Une étude de l’Institut national d’études démographiques (INED) met en évidence une baisse durable de la fécondité dans les trois pays du Maghreb, avec une accélération particulièrement marquée en Tunisie, désormais passée sous le seuil de renouvellement des générations.
Le Maghreb est entré dans une nouvelle phase démographique caractérisée par un recul marqué de la fécondité, selon une étude publiée par l’Institut national d’études démographiques (INED) dans la revue Population & Sociétés. Les chercheurs soulignent que le nombre moyen d’enfants par femme a fortement diminué au cours des dernières décennies au Maroc, en Algérie et en Tunisie.

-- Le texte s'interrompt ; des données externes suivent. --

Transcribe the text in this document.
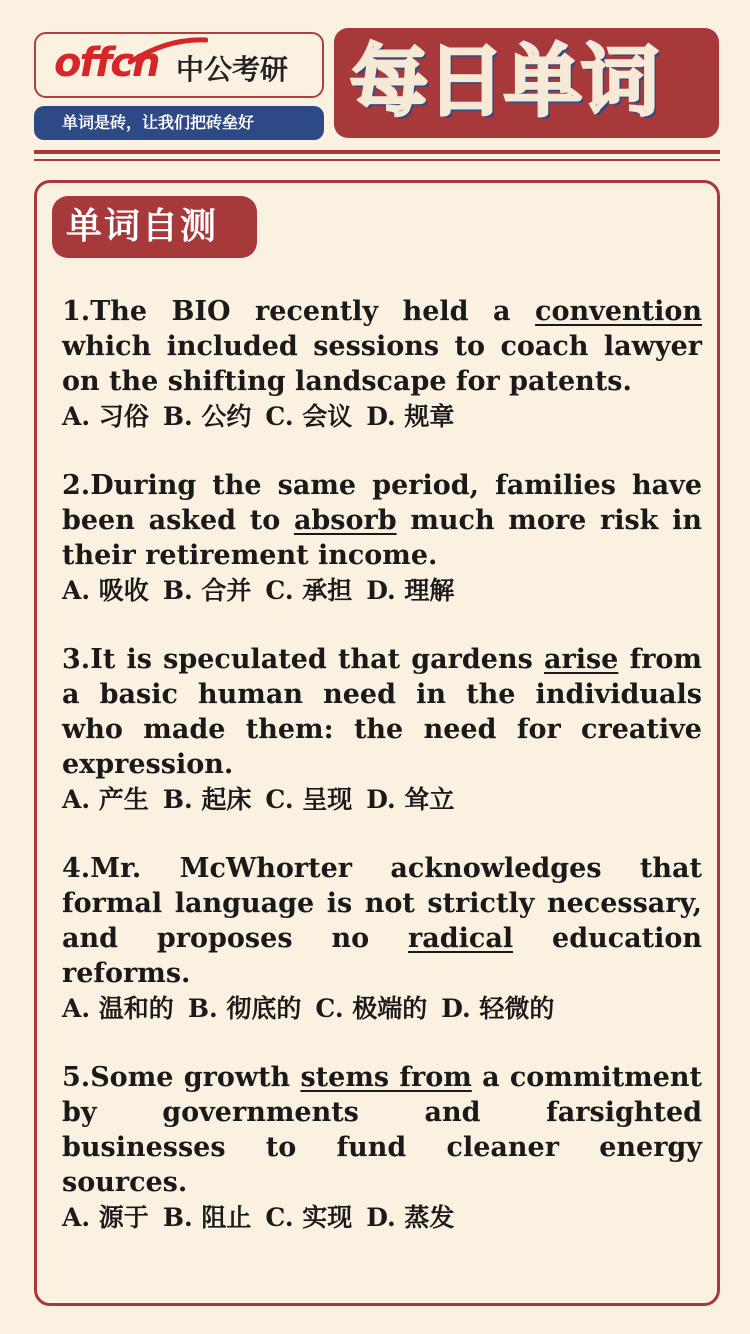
offcn 中公考研
单词是砖，让我们把砖垒好	每日单词
单词自测
1.The BIO recently held a convention which included sessions to coach lawyer on the shifting landscape for patents.
A. 习俗 B. 公约 C. 会议 D. 规章
2.During the same period, families have been asked to absorb much more risk in their retirement income.
A. 吸收 B. 合并 C. 承担 D. 理解
3.It is speculated that gardens arise from a basic human need in the individuals who made them: the need for creative expression.
A. 产生 B. 起床 C. 呈现 D. 耸立
4.Mr. McWhorter acknowledges that formal language is not strictly necessary, and proposes no radical education reforms.
A. 温和的 B. 彻底的 C. 极端的 D. 轻微的
5.Some growth stems from a commitment by governments and farsighted businesses to fund cleaner energy sources.
A. 源于 B. 阻止 C. 实现 D. 蒸发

D’après les données compilées par l’INED, la Tunisie présente le niveau de fécondité le plus faible de la région avec un indice synthétique estimé à 1,53 enfant par femme en 2024. Le Maroc affiche un taux de 1,97 enfant par femme, tandis que l’Algérie se situe à 2,61. Les auteurs de l’étude relèvent que la Tunisie est le premier pays du Maghreb à avoir durablement franchi le seuil de remplacement des générations, fixé à 2,1 enfants par femme.
Cette évolution s’inscrit dans une tendance de long terme. Selon l’INED, les femmes des trois pays avaient en moyenne entre sept et huit enfants dans les années 1970. Le phénomène s’est ensuite accéléré au fil des décennies, même si les trajectoires nationales ont divergé à partir des années 2000. Le Maroc a enregistré une diminution régulière de la fécondité, tandis que l’Algérie a connu une remontée temporaire au milieu des années 2010 avant de renouer avec une tendance baissière. La Tunisie, de son côté, enregistre le recul le plus rapide depuis 2014.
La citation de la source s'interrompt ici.